Recurrent Respiratory Papillomatosis

What is Recurrent Respiratory Papillomatosis?

Recurrent respiratory papillomatosis (RRP) refers to recurrent wart-like growths on the surface of the vocal cords or tissue around the vocal cords. Caused by specific types of the human papilloma virus (HPV), RRP is typically benign, but because the virus persists in the tissue, RRP tends to recur even after the growths are removed. 

The location of the papilloma determines what symptoms are experienced: Growths on the vocal cords often cause voice changes, and if the lesions become very large they can cause trouble breathing. 

How is Recurrent Respiratory Papillomatosis Diagnosed?

Recurrent respiratory papillomatosis can be suspected based on how the vocal cords look on exam. A biopsy is often performed to both confirm the diagnosis of RRP and also to make sure that the lesions show no pre-cancerous changes.
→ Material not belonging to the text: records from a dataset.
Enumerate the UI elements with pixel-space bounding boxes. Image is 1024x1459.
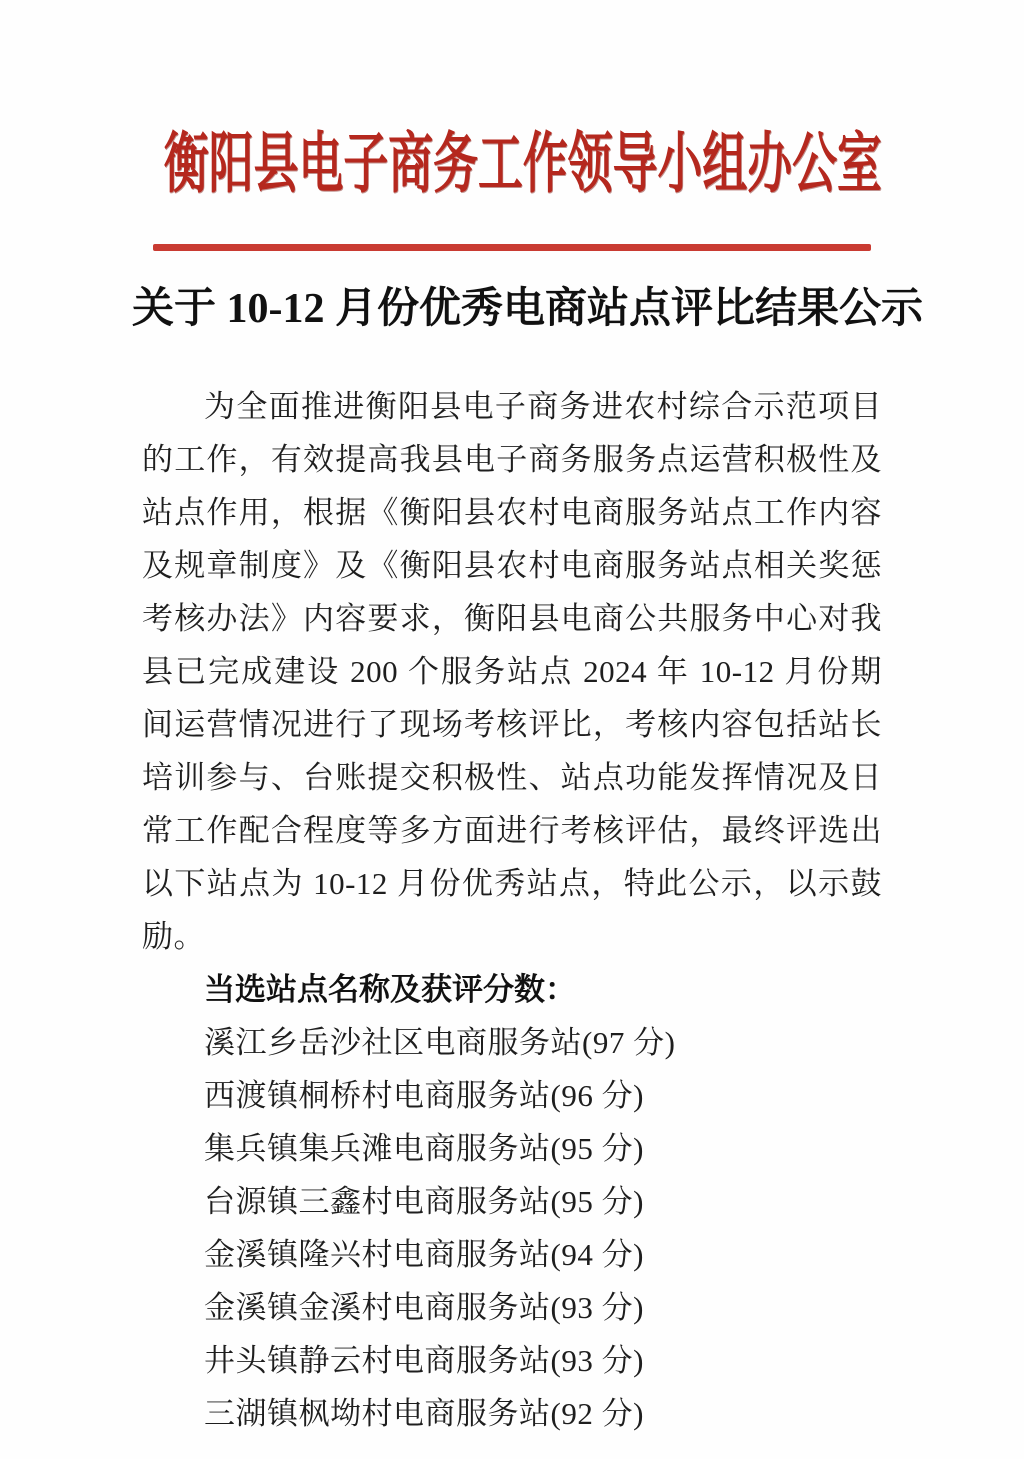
station-list-item: 溪江乡岳沙社区电商服务站(97 分) (142, 1016, 882, 1069)
station-list: 溪江乡岳沙社区电商服务站(97 分)西渡镇桐桥村电商服务站(96 分)集兵镇集兵… (142, 1016, 882, 1440)
station-list-item: 集兵镇集兵滩电商服务站(95 分) (142, 1122, 882, 1175)
letterhead-title: 衡阳县电子商务工作领导小组办公室 (164, 0, 860, 208)
station-list-item: 台源镇三鑫村电商服务站(95 分) (142, 1175, 882, 1228)
station-list-item: 金溪镇金溪村电商服务站(93 分) (142, 1281, 882, 1334)
station-list-heading: 当选站点名称及获评分数： (142, 963, 882, 1016)
document-title: 关于 10-12 月份优秀电商站点评比结果公示 (132, 285, 892, 333)
body-paragraph: 为全面推进衡阳县电子商务进农村综合示范项目的工作，有效提高我县电子商务服务点运营… (142, 380, 882, 963)
letterhead-divider (153, 244, 871, 251)
station-list-item: 西渡镇桐桥村电商服务站(96 分) (142, 1069, 882, 1122)
content-column: 为全面推进衡阳县电子商务进农村综合示范项目的工作，有效提高我县电子商务服务点运营… (142, 380, 882, 1440)
station-list-item: 三湖镇枫坳村电商服务站(92 分) (142, 1387, 882, 1440)
document-page: 衡阳县电子商务工作领导小组办公室 关于 10-12 月份优秀电商站点评比结果公示… (0, 0, 1024, 1459)
station-list-item: 井头镇静云村电商服务站(93 分) (142, 1334, 882, 1387)
letterhead-header: 衡阳县电子商务工作领导小组办公室 (0, 0, 1024, 251)
station-list-item: 金溪镇隆兴村电商服务站(94 分) (142, 1228, 882, 1281)
document-body: 关于 10-12 月份优秀电商站点评比结果公示 为全面推进衡阳县电子商务进农村综… (0, 285, 1024, 1440)
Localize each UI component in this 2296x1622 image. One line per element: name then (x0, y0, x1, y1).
Recurrent Respiratory Papillomatosis Treatment

Treatment of recurrent respiratory papillomatosis centers on careful removal of the lesions without damaging the underlying components of the vocal cords that allow vibration and voice production. Our experts have expertise in treating RRP lesions with lasers, which allows precise removal of the lesions while limiting long-term damage to normal vocal fold tissue. KTP laser treatments can be performed in-office or in the operating room – the size and location of the lesions will help you and your treatment team to decide which approach is most appropriate for you. Other treatments designed to be used with surgery are available (anti-viral or blood-vessel growth limiting medications) and are a subject on ongoing research – your treatment team will again discuss whether these additional treatments are appropriate for you. 

While surgery treats the symptoms of RRP by removing or reducing the size of the lesions, it does not treat the underlying cause (HPV infection). RRP commonly causes recurrent lesions, so it is important to receive frequent examinations and, if necessary, undergo multiple surgeries to limit the effects of RRP on the voice box.